I hate my life usually, too. I get into fights with my mom over everything stupid. I just get so mad at her that I hit her (and I'm taller than her) and she has some scars now. I tell her I'm sorry all the time, I don't hate her, we just argue a lot. Sometimes I'll be with my older brother (who works at a church) and I'm worried he'll find out I'm bi and hate me, au tell me I'm going to Hell. I've read "Annie on my Mind" 6 times and when he saw it was a book about two girls who fall in upendo he called it "Trash", "Disgusting", "Evil", "Wrong" and demanded I take it back to my school library. It made me cry, and I didn't bring it back. But my dad is the WORST. he makes bad jokes and annoys the crap out of me. once I heard him call me a "worthless dyke slob", but he denies it. he doesn't even know I'm bi, he just saw "Annie on my Mind" and frowned when I told him what it was about.
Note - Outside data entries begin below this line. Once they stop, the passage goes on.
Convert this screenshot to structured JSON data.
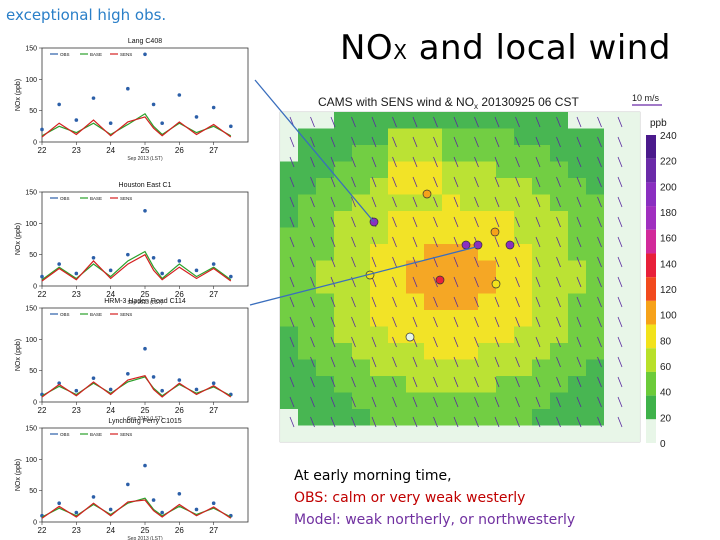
{
  "header": {
    "corner_label": "exceptional high obs.",
    "title_main": "NO",
    "title_sub": "X",
    "title_rest": " and local wind"
  },
  "map": {
    "title": "CAMS with SENS wind & NO",
    "title_sub": "x",
    "title_time": " 20130925 06 CST",
    "wind_ref": "10 m/s",
    "colorbar_unit": "ppb",
    "colorbar_labels": [
      "240",
      "220",
      "200",
      "180",
      "160",
      "140",
      "120",
      "100",
      "80",
      "60",
      "40",
      "20",
      "0"
    ],
    "colorbar_colors": [
      "#4b1a8c",
      "#6a2aa8",
      "#8a2fc0",
      "#a02fbf",
      "#d22a9a",
      "#e8203a",
      "#f24a1e",
      "#f6a21a",
      "#f2e21c",
      "#b8e02a",
      "#6ccb3a",
      "#3fb24a",
      "#e8f6e8"
    ],
    "accent_line_color": "#3a6ebd"
  },
  "captions": {
    "line1": "At early morning time,",
    "line2": "OBS: calm or very weak westerly",
    "line3": "Model: weak northerly, or northwesterly",
    "line2_color": "#c00000",
    "line3_color": "#7030a0"
  },
  "chart_data": [
    {
      "type": "line",
      "title": "Lang C408",
      "ylabel": "NOx (ppb)",
      "xlabel": "Sep 2013 (LST)",
      "ylim": [
        0,
        150
      ],
      "yticks": [
        "0",
        "50",
        "100",
        "150"
      ],
      "xticks": [
        "22",
        "23",
        "24",
        "25",
        "26",
        "27"
      ],
      "legend": [
        "OBS",
        "BASE",
        "SENS"
      ],
      "x": [
        22,
        22.5,
        23,
        23.5,
        24,
        24.5,
        25,
        25.25,
        25.5,
        26,
        26.5,
        27,
        27.5
      ],
      "series": [
        {
          "name": "OBS",
          "values": [
            20,
            60,
            35,
            70,
            30,
            85,
            140,
            60,
            30,
            75,
            40,
            55,
            25
          ]
        },
        {
          "name": "BASE",
          "values": [
            10,
            25,
            15,
            30,
            12,
            28,
            45,
            25,
            12,
            30,
            15,
            25,
            10
          ]
        },
        {
          "name": "SENS",
          "values": [
            8,
            30,
            12,
            35,
            10,
            32,
            40,
            22,
            10,
            32,
            12,
            28,
            8
          ]
        }
      ]
    },
    {
      "type": "line",
      "title": "Houston East C1",
      "ylabel": "NOx (ppb)",
      "xlabel": "Sep 2013 (LST)",
      "ylim": [
        0,
        150
      ],
      "yticks": [
        "0",
        "50",
        "100",
        "150"
      ],
      "xticks": [
        "22",
        "23",
        "24",
        "25",
        "26",
        "27"
      ],
      "legend": [
        "OBS",
        "BASE",
        "SENS"
      ],
      "x": [
        22,
        22.5,
        23,
        23.5,
        24,
        24.5,
        25,
        25.25,
        25.5,
        26,
        26.5,
        27,
        27.5
      ],
      "series": [
        {
          "name": "OBS",
          "values": [
            15,
            35,
            20,
            45,
            25,
            50,
            120,
            45,
            20,
            40,
            25,
            35,
            15
          ]
        },
        {
          "name": "BASE",
          "values": [
            10,
            30,
            12,
            35,
            15,
            40,
            55,
            30,
            12,
            35,
            15,
            30,
            10
          ]
        },
        {
          "name": "SENS",
          "values": [
            8,
            28,
            10,
            40,
            12,
            35,
            50,
            25,
            10,
            30,
            12,
            28,
            8
          ]
        }
      ]
    },
    {
      "type": "line",
      "title": "HRM-3 Haden Road C114",
      "ylabel": "NOx (ppb)",
      "xlabel": "Sep 2013 (LST)",
      "ylim": [
        0,
        150
      ],
      "yticks": [
        "0",
        "50",
        "100",
        "150"
      ],
      "xticks": [
        "22",
        "23",
        "24",
        "25",
        "26",
        "27"
      ],
      "legend": [
        "OBS",
        "BASE",
        "SENS"
      ],
      "x": [
        22,
        22.5,
        23,
        23.5,
        24,
        24.5,
        25,
        25.25,
        25.5,
        26,
        26.5,
        27,
        27.5
      ],
      "series": [
        {
          "name": "OBS",
          "values": [
            12,
            30,
            18,
            38,
            20,
            45,
            85,
            40,
            18,
            35,
            20,
            30,
            12
          ]
        },
        {
          "name": "BASE",
          "values": [
            10,
            25,
            12,
            30,
            14,
            32,
            40,
            22,
            10,
            28,
            14,
            24,
            10
          ]
        },
        {
          "name": "SENS",
          "values": [
            8,
            28,
            10,
            32,
            12,
            35,
            42,
            20,
            8,
            30,
            12,
            26,
            8
          ]
        }
      ]
    },
    {
      "type": "line",
      "title": "Lynchburg Ferry C1015",
      "ylabel": "NOx (ppb)",
      "xlabel": "Sep 2013 (LST)",
      "ylim": [
        0,
        150
      ],
      "yticks": [
        "0",
        "50",
        "100",
        "150"
      ],
      "xticks": [
        "22",
        "23",
        "24",
        "25",
        "26",
        "27"
      ],
      "legend": [
        "OBS",
        "BASE",
        "SENS"
      ],
      "x": [
        22,
        22.5,
        23,
        23.5,
        24,
        24.5,
        25,
        25.25,
        25.5,
        26,
        26.5,
        27,
        27.5
      ],
      "series": [
        {
          "name": "OBS",
          "values": [
            10,
            30,
            15,
            40,
            20,
            60,
            90,
            35,
            15,
            45,
            20,
            30,
            10
          ]
        },
        {
          "name": "BASE",
          "values": [
            8,
            22,
            10,
            28,
            12,
            30,
            38,
            20,
            10,
            25,
            12,
            22,
            8
          ]
        },
        {
          "name": "SENS",
          "values": [
            6,
            25,
            8,
            30,
            10,
            32,
            35,
            18,
            8,
            28,
            10,
            24,
            6
          ]
        }
      ]
    }
  ]
}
I HATE MY DAD. Sometimes he even hits me with belts. My little brother is... well... My best friend. It's weird. I once cut myself in front of my mom, and she didn't care. At first, just my younger brother knew about the cuts, but now my mom knows... It sucks... I hate my life a lot, too, the only Marafiki I actually have are on fanpop! :( Looks like we're all not alone, huh?